La religión como inspiración de la política
Otra forma mucho más positiva es entender la religión como corazón de la política, como el alma que impulsa la acción del servicio político. En esta línea la religión ya no se dirige al mundo político con meras advertencias sobre límites, abusos o pecados sino que ofrece una razón para servir, para proteger a los débiles o para, en última instancia dentro de la concepción católica de la política, instaurar todo en Cristo siguiendo la doctrina de la Soberanía Social de Jesucristo.
Leyes y constituciones
La política se desarrolla con las decisiones cotidianas, pero también con el establecimiento de leyes, normas que perduran en el tiempo y que ayudan a ordenar la convivencia. Esta es una parte fundamental de la política que sería inútil abordar ahora en un párrafo. Sí que me gustaría apuntar una idea y es referente al constitucionalismo. La experiencia del proceso constitucional español de 1978 recogió lo peor de los experimentos constitucionales del siglo XIX y XX y llevó su ruptura revolucionaria a su máxima expresión, al menos en el elemento nuclear del texto constitucional como es el de la aconfesionalidad. El caso de la Constitución del 78 lo comparo con el del matrimonio civil. El pecado de dos cristianos que se casan por lo civil es grave porque supone un desprecio al mismo Cristo. Habiendo instituido nada menos que un sacramento que supone la consagración del matrimonio natural, poniéndolo en presencia de Dios, el matrimonio civil rechaza la presencia divina en ese preciso momento. Se mire como se mire es un desprecio. Pues el caso de la redacción de un texto constitucional es similar, aunque con una gravedad proporcional porque afecta a la vida de millones de personas. Que una nación, una comunidad política, formada por todos los españoles, establezca una norma jurídica suprema y que en ella no se reconozca esa dimensión religiosa común, esos límites y esa inspiración cristianas de las que hemos hablado un poco antes es, se mire como se mire, una traición al mismo Dios y a ese pueblo creyente que se dice servir.

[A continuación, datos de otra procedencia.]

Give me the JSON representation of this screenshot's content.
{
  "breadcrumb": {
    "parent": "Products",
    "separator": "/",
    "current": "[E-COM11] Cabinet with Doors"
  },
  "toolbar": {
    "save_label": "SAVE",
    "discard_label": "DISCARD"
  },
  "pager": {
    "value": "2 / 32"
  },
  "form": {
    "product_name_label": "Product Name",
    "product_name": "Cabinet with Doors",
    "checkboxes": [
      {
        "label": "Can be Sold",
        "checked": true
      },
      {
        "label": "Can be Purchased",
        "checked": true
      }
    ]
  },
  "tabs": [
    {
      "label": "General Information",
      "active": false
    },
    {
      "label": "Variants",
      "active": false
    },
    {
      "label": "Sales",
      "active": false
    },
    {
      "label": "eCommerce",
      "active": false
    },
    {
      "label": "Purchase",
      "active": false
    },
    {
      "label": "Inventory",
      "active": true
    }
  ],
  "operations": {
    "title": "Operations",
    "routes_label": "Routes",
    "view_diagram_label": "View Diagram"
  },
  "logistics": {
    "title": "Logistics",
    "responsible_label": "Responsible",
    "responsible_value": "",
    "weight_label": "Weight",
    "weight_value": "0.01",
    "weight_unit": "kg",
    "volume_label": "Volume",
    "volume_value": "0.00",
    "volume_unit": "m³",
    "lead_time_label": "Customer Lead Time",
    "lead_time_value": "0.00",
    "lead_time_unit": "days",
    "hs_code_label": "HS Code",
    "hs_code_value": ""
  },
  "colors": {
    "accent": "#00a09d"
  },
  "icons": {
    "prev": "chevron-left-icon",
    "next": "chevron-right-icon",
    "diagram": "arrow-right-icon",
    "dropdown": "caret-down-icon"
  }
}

El peligro de los extremos y las exageraciones
Por último, no me gustaría terminar esta exposición sin mencionar la idea del equilibrio necesario. El pensamiento político tradicional no necesita entrar en las categorías de izquierda o derecha, tampoco en cualquiera de las dicotomías maniqueas en las que se suele interpretar la acción política. El filósofo Francisco Canals lo llamó "armonía sintética" que consiste, sencillamente, en rescatar todo lo bueno venga de donde venga. Ese bien es lo único que engendra tradición. En el asunto de la religión y la política que estamos analizando existen dos peligros que hay que evitar y armonizar. Uno sería el laicismo y otro el integrismo. El peligro del laicismo ya lo hemos mencionado aclarando el porqué debe ser rechazado por un católico. En cuanto al integrismo, entendido como la intromisión en el gobierno o las tareas propiamente políticas de los clérigos o de laicos con talante clerical debe ser rechazado porque es un desorden que rechaza la legítima automía del orden temporal, orden que es propio del laicado y que, como hemos ido viendo, ha de tener su vida propia, siempre limitada e inspirada por los bienes superiores de la religión.
F. Javier Garisoain Otero
*Cómo olvidar aquellas palabras del venerable papa Pío XII: «Los requetés, los Católicos prácticos. Los que salvaron a España. Cuantos se habían propuesto la difícil y peligrosa tarea de defender y restaurar los Derechos y el Honor de Dios y de la Religión. Los llevo muy adentro en mi corazón y los bendigo.»